Not unlike John Lydon during Public Image Limited’s earliest and finest years, he plays both clown and devil, madman and genius. These qualities were on fine display last night, when To Live and Shave in L.A.’s 25th anniversary tour—their first full trek in seven years—rolled through Nightlight, the Triangle’s premier club for experimental fare. It was the final appearance of the 13-date jaunt.
The fact that Smith and cofounder Frank “Rat Bastard” Falestra have steered the Shave into its third decade
echoed in the cross-generational audience, a very cool balance of older bohemians and younger freaks. As someone who counts himself among the former, I was stoked to see the latter so captivated.

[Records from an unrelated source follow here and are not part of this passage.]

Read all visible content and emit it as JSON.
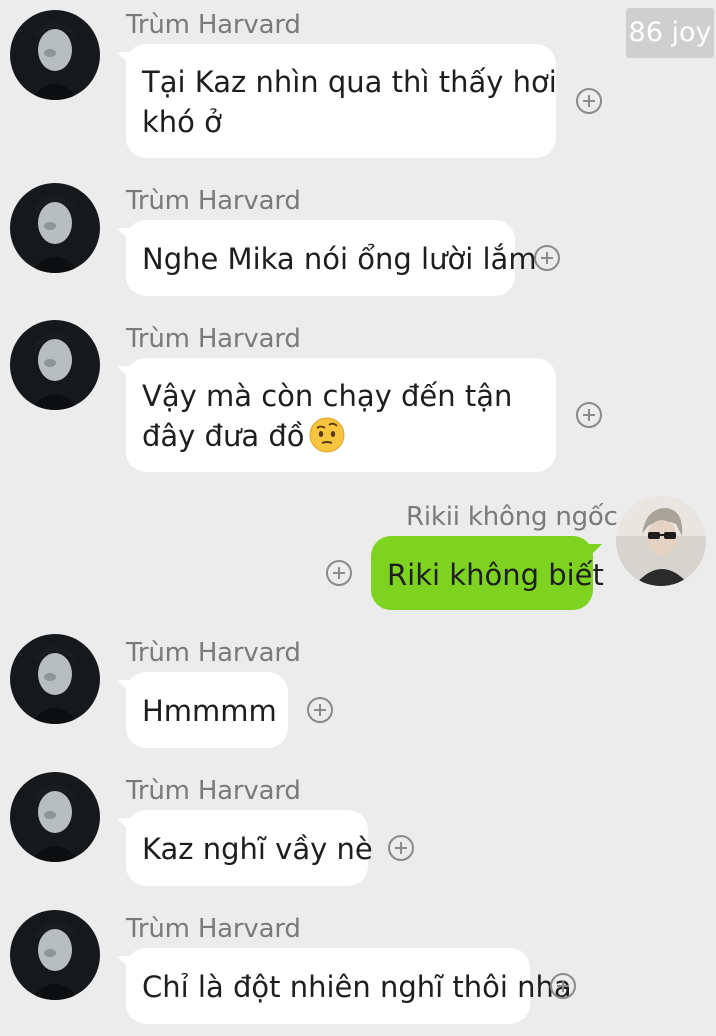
{
  "watermark": "86 joy",
  "messages": [
    {
      "sender": "Trùm Harvard",
      "lines": [
        "Tại Kaz nhìn qua thì thấy hơi",
        "khó ở"
      ]
    },
    {
      "sender": "Trùm Harvard",
      "lines": [
        "Nghe Mika nói ổng lười lắm"
      ]
    },
    {
      "sender": "Trùm Harvard",
      "lines": [
        "Vậy mà còn chạy đến tận",
        "đây đưa đồ"
      ],
      "emoji": "face-with-raised-eyebrow-icon"
    },
    {
      "sender": "Rikii không ngốc",
      "lines": [
        "Riki không biết"
      ],
      "outgoing": true
    },
    {
      "sender": "Trùm Harvard",
      "lines": [
        "Hmmmm"
      ]
    },
    {
      "sender": "Trùm Harvard",
      "lines": [
        "Kaz nghĩ vầy nè"
      ]
    },
    {
      "sender": "Trùm Harvard",
      "lines": [
        "Chỉ là đột nhiên nghĩ thôi nha"
      ]
    }
  ],
  "colors": {
    "background": "#ececec",
    "incoming_bubble": "#ffffff",
    "outgoing_bubble": "#7ed321",
    "sender_text": "#7a7a7a"
  },
  "icons": {
    "add_reaction": "plus-circle-icon"
  }
}
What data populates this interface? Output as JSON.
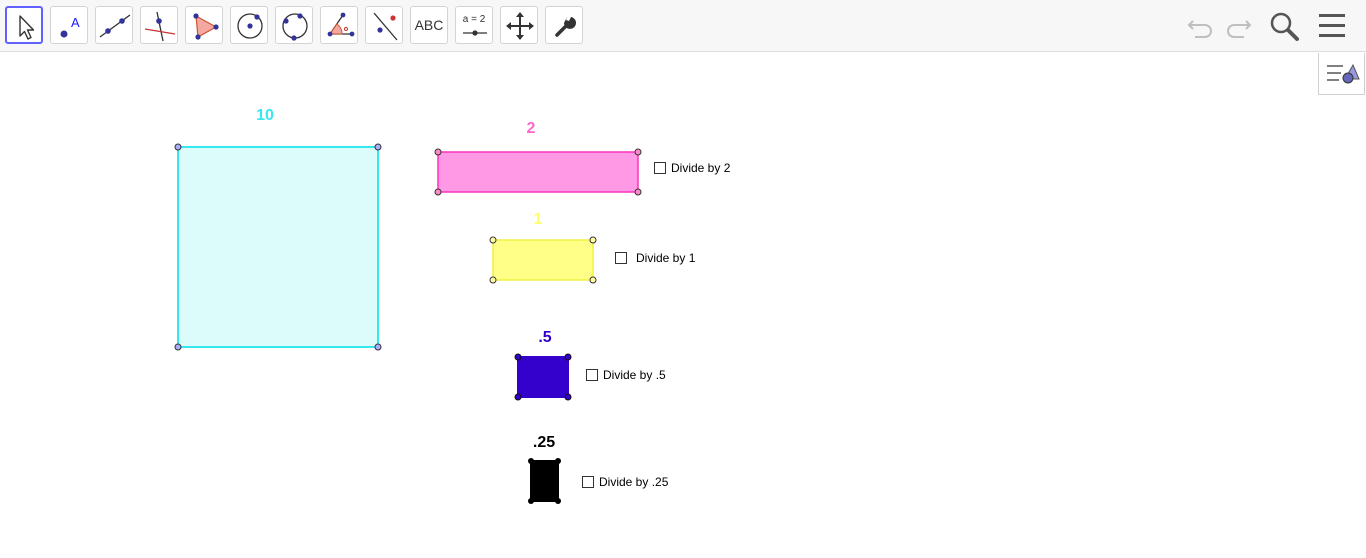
{
  "toolbar": {
    "tools": [
      {
        "name": "move-tool",
        "icon": "arrow-pointer-icon",
        "selected": true
      },
      {
        "name": "point-tool",
        "icon": "point-icon"
      },
      {
        "name": "line-tool",
        "icon": "line-icon"
      },
      {
        "name": "perpendicular-line-tool",
        "icon": "perpendicular-line-icon"
      },
      {
        "name": "polygon-tool",
        "icon": "polygon-icon"
      },
      {
        "name": "circle-center-point-tool",
        "icon": "circle-center-icon"
      },
      {
        "name": "circle-three-points-tool",
        "icon": "circle-three-points-icon"
      },
      {
        "name": "angle-tool",
        "icon": "angle-icon"
      },
      {
        "name": "reflect-about-line-tool",
        "icon": "reflect-line-icon"
      },
      {
        "name": "text-tool",
        "icon": "text-icon",
        "label": "ABC"
      },
      {
        "name": "slider-tool",
        "icon": "slider-icon",
        "label": "a = 2"
      },
      {
        "name": "move-graphics-view-tool",
        "icon": "move-arrows-icon"
      },
      {
        "name": "tools-settings-tool",
        "icon": "wrench-icon"
      }
    ],
    "right": {
      "undo": "undo-icon",
      "redo": "redo-icon",
      "search": "search-icon",
      "menu": "hamburger-menu-icon"
    },
    "accent": "#6161ff"
  },
  "stylebar_toggle": {
    "icon": "graphics-style-bar-icon"
  },
  "canvas": {
    "shapes": [
      {
        "id": "square-10",
        "label": "10",
        "fill": "#dcfcfc",
        "stroke": "#35e8f0",
        "label_color": "#35e8f0"
      },
      {
        "id": "rect-2",
        "label": "2",
        "fill": "#ff99e5",
        "stroke": "#ff33bb",
        "label_color": "#ff66cc"
      },
      {
        "id": "rect-1",
        "label": "1",
        "fill": "#ffff88",
        "stroke": "#f0f040",
        "label_color": "#ffff66"
      },
      {
        "id": "rect-05",
        "label": ".5",
        "fill": "#3300cc",
        "stroke": "#3300cc",
        "label_color": "#3300cc"
      },
      {
        "id": "rect-025",
        "label": ".25",
        "fill": "#000000",
        "stroke": "#000000",
        "label_color": "#000000"
      }
    ],
    "checkboxes": [
      {
        "label": "Divide by 2",
        "checked": false
      },
      {
        "label": "Divide by 1",
        "checked": false
      },
      {
        "label": "Divide by .5",
        "checked": false
      },
      {
        "label": "Divide by .25",
        "checked": false
      }
    ]
  }
}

I once stood in their shoes.
Over the course of their 40-minute set, the Shave proved to still possess the rare talent to push music to new expressive limits. As I pointed out in my preview for the INDY, the outfit’s only constants are Smith and Falestra, who enlist different collaborators for each album and tour. The 25th anniversary incarnation found them teaming up with Graham Moore (the dude behind the Blossoming Noise label) and Patrick Spurlock, another musician with extensive roots in harsh noise, power electronics and sound design. Historically, the Shave utilizes some degree of rock instrumentation. (Falestra is a master of freely improvised noise-guitar damage). This quartet, however, deployed tables smothered in electronics, wires and blinking lights. While Smith’s vocals performed their violent gymnastics, the hands moving about all that gear generated finely chiseled loops of distortion, with various oscillations, tones and waves exploding at spaced intervals. Woven throughout the din were splinters of percussion and stuttering vocal samples that seemed informed by Smith’s love for footwork.

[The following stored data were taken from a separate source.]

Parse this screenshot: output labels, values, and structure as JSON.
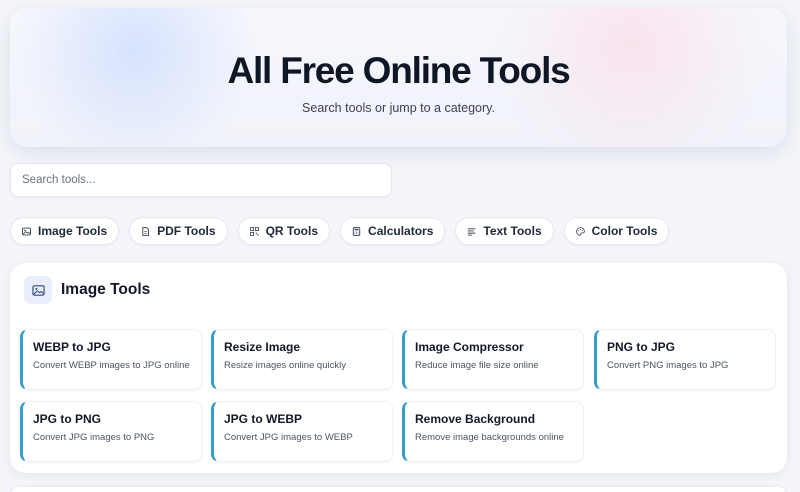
{
  "hero": {
    "title": "All Free Online Tools",
    "subtitle": "Search tools or jump to a category."
  },
  "search": {
    "placeholder": "Search tools..."
  },
  "categories": [
    {
      "label": "Image Tools",
      "icon": "image-icon"
    },
    {
      "label": "PDF Tools",
      "icon": "document-icon"
    },
    {
      "label": "QR Tools",
      "icon": "qr-icon"
    },
    {
      "label": "Calculators",
      "icon": "calculator-icon"
    },
    {
      "label": "Text Tools",
      "icon": "text-lines-icon"
    },
    {
      "label": "Color Tools",
      "icon": "palette-icon"
    }
  ],
  "section": {
    "title": "Image Tools",
    "icon": "image-icon",
    "tools": [
      {
        "name": "WEBP to JPG",
        "desc": "Convert WEBP images to JPG online"
      },
      {
        "name": "Resize Image",
        "desc": "Resize images online quickly"
      },
      {
        "name": "Image Compressor",
        "desc": "Reduce image file size online"
      },
      {
        "name": "PNG to JPG",
        "desc": "Convert PNG images to JPG"
      },
      {
        "name": "JPG to PNG",
        "desc": "Convert JPG images to PNG"
      },
      {
        "name": "JPG to WEBP",
        "desc": "Convert JPG images to WEBP"
      },
      {
        "name": "Remove Background",
        "desc": "Remove image backgrounds online"
      }
    ]
  },
  "colors": {
    "accent": "#3a9cc9",
    "heading": "#0f1626",
    "background": "#f3f5fa"
  }
}
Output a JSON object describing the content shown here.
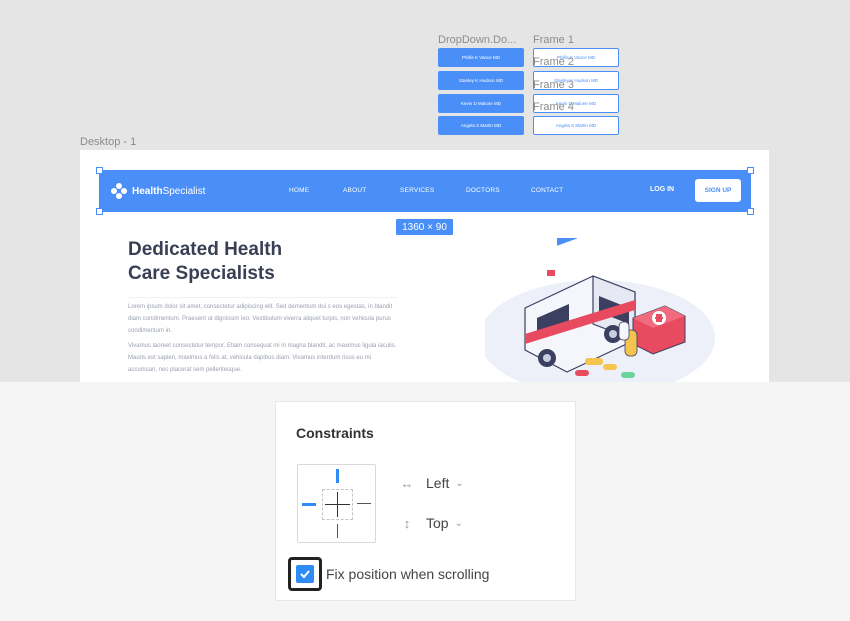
{
  "canvas": {
    "dropdown_frame_label": "DropDown.Do...",
    "desktop_frame_label": "Desktop - 1",
    "frame_labels": [
      "Frame 1",
      "Frame 2",
      "Frame 3",
      "Frame 4"
    ],
    "dropdown_items": [
      "Phillis K Vance MD",
      "Stanley K Hudson MD",
      "Kevin D Malone MD",
      "Angela S Martin MD"
    ],
    "frame_items": [
      "Phillis K Vance MD",
      "Stanley K Hudson MD",
      "Kevin D Malone MD",
      "Angela S Martin MD"
    ],
    "size_badge": "1360 × 90",
    "accent_color": "#4a8ff7"
  },
  "site": {
    "logo_bold": "Health",
    "logo_rest": "Specialist",
    "nav": [
      "HOME",
      "ABOUT",
      "SERVICES",
      "DOCTORS",
      "CONTACT"
    ],
    "login": "LOG IN",
    "signup": "SIGN UP",
    "hero_title_line1": "Dedicated Health",
    "hero_title_line2": "Care Specialists",
    "hero_para1": "Lorem ipsum dolor sit amet, consectetur adipiscing elit. Sed dementum dui s eos egestas, in blandit diam condimentum. Praesent ut dignissim leo. Vestibulum viverra aliquet turpis, non vehicula purus condimentum in.",
    "hero_para2": "Vivamus laoreet consectetur tempor. Etiam consequat mi in magna blandit, ac maximus ligula iaculis. Mauris est sapien, maximus a felis at, vehicula dapibus diam. Vivamus interdum risus eu mi accumsan, nec placerat sem pellentesque."
  },
  "constraints": {
    "title": "Constraints",
    "horizontal_icon": "horizontal-arrows-icon",
    "horizontal_value": "Left",
    "vertical_icon": "vertical-arrows-icon",
    "vertical_value": "Top",
    "fix_label": "Fix position when scrolling",
    "fix_checked": true,
    "checkbox_color": "#2f8cf5"
  }
}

Though the music wasn’t rhythmic in any conventional sense, it did possess weight and movement. To better drive home this admittedly abstract point, I have to once again reference PiL. On 1979’s Metal Box, the band invented a revolutionary permutation of art rock featuring tactics imported from cutting-edge dance music and cold squalls of feedback. To Live and Shave in L.A., mind you, didn’t sound anything like PiL. Rather, they nicked their basic aesthetic thrust (i.e. art rock pretense and the hijacking of club music and noisy madness) and transformed it into a 21st-century sound steeped in intense electronic manipulation. It was aggressively modern music.

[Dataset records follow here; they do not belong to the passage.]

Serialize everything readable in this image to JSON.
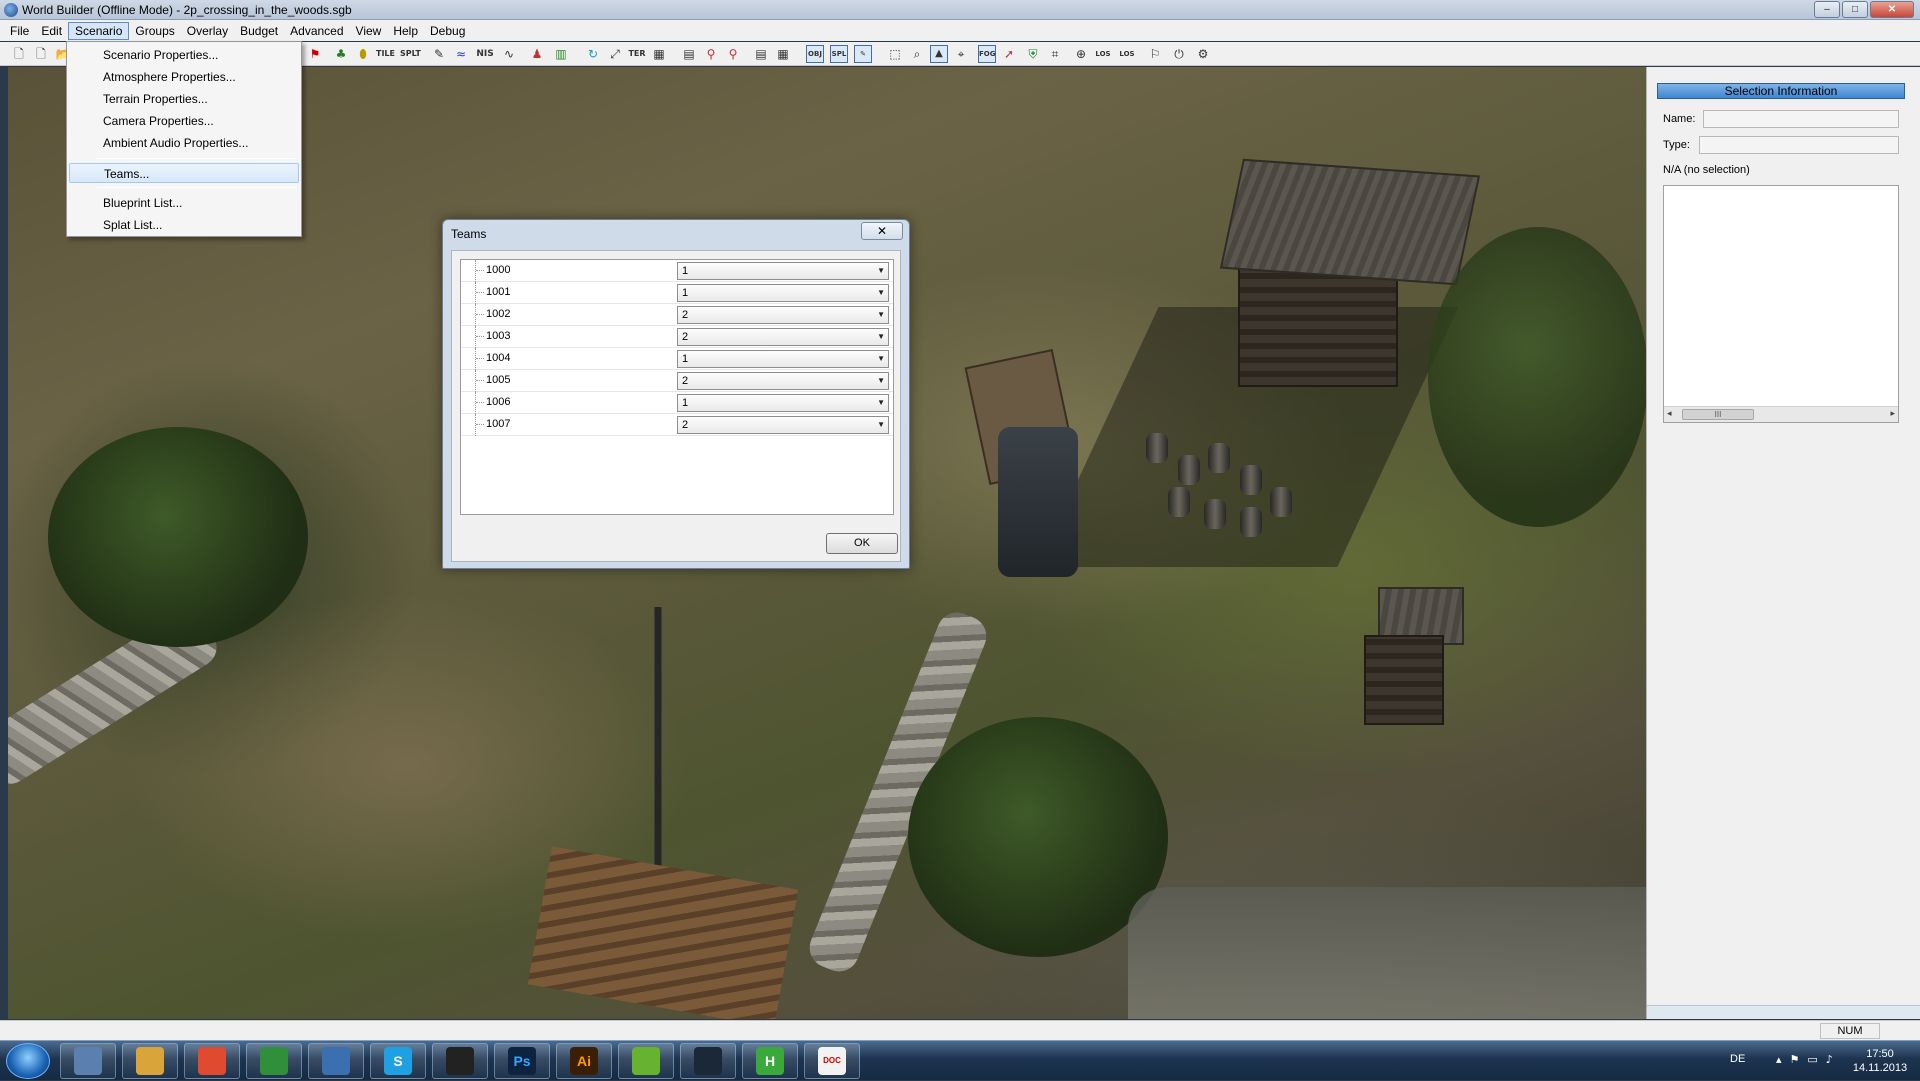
{
  "window": {
    "title": "World Builder (Offline Mode) - 2p_crossing_in_the_woods.sgb",
    "controls": {
      "minimize": "–",
      "maximize": "□",
      "close": "✕"
    }
  },
  "menubar": {
    "items": [
      "File",
      "Edit",
      "Scenario",
      "Groups",
      "Overlay",
      "Budget",
      "Advanced",
      "View",
      "Help",
      "Debug"
    ],
    "open_item": "Scenario"
  },
  "toolbar": {
    "text_buttons": [
      "TILE",
      "SPLT",
      "NIS",
      "TER",
      "OBJ",
      "SPL",
      "FOG",
      "LOS",
      "LOS"
    ]
  },
  "scenario_menu": {
    "items": [
      "Scenario Properties...",
      "Atmosphere Properties...",
      "Terrain Properties...",
      "Camera Properties...",
      "Ambient Audio Properties...",
      "Teams...",
      "Blueprint List...",
      "Splat List..."
    ],
    "highlighted": "Teams..."
  },
  "teams_dialog": {
    "title": "Teams",
    "close_label": "✕",
    "rows": [
      {
        "id": "1000",
        "team": "1"
      },
      {
        "id": "1001",
        "team": "1"
      },
      {
        "id": "1002",
        "team": "2"
      },
      {
        "id": "1003",
        "team": "2"
      },
      {
        "id": "1004",
        "team": "1"
      },
      {
        "id": "1005",
        "team": "2"
      },
      {
        "id": "1006",
        "team": "1"
      },
      {
        "id": "1007",
        "team": "2"
      }
    ],
    "ok_label": "OK"
  },
  "selection_panel": {
    "header": "Selection Information",
    "name_label": "Name:",
    "type_label": "Type:",
    "status": "N/A (no selection)",
    "scroll_thumb": "III"
  },
  "statusbar": {
    "num_indicator": "NUM"
  },
  "taskbar": {
    "apps": [
      {
        "name": "calculator-icon",
        "label": "",
        "color": "#5b7fae"
      },
      {
        "name": "explorer-icon",
        "label": "",
        "color": "#d9a53a"
      },
      {
        "name": "apps-grid-icon",
        "label": "",
        "color": "#e04a2f"
      },
      {
        "name": "chrome-icon",
        "label": "",
        "color": "#2f8f3a"
      },
      {
        "name": "thunderbird-icon",
        "label": "",
        "color": "#3a6fb0"
      },
      {
        "name": "skype-icon",
        "label": "S",
        "color": "#1fa0e3"
      },
      {
        "name": "obs-icon",
        "label": "",
        "color": "#222222"
      },
      {
        "name": "photoshop-icon",
        "label": "Ps",
        "color": "#0d2340"
      },
      {
        "name": "illustrator-icon",
        "label": "Ai",
        "color": "#3a1f05"
      },
      {
        "name": "spotify-icon",
        "label": "",
        "color": "#67b22f"
      },
      {
        "name": "steam-icon",
        "label": "",
        "color": "#1b2838"
      },
      {
        "name": "h-app-icon",
        "label": "H",
        "color": "#3aa83a"
      },
      {
        "name": "document-icon",
        "label": "DOC",
        "color": "#f2f2f2"
      }
    ],
    "language": "DE",
    "time": "17:50",
    "date": "14.11.2013"
  }
}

Toward the end of their set, the Shave somehow dialed up the intensity by inviting tourmates Holly
Hunt (who opened) back on stage for a mega-jam that had nearly every face in the crowd, both ancient and fresh, grinning with delight. Holly Hunt are a two-piece from Florida specializing in a fusion of neo-Amphetamine Reptile “scum” and doom-fueled stomp ’n’ roll. When they began working their megalithic grooves into the Shave’s seething fuzz, the pummeling landed on the far side of early Godflesh. Smith became even more dramatic, swinging and swaying spasmodically while spitting garbled barks and howls like a drill sergeant. The maelstrom finally, deliciously imploded.
Hearty shout outs also go to additional openers Jim Capps (destructo-noise aktion), Severed+Said (Robert Turmanesque synth-jams) and Clang Quartet (North Carolina’s favorite Christian noise artist). It was an awesome night all around.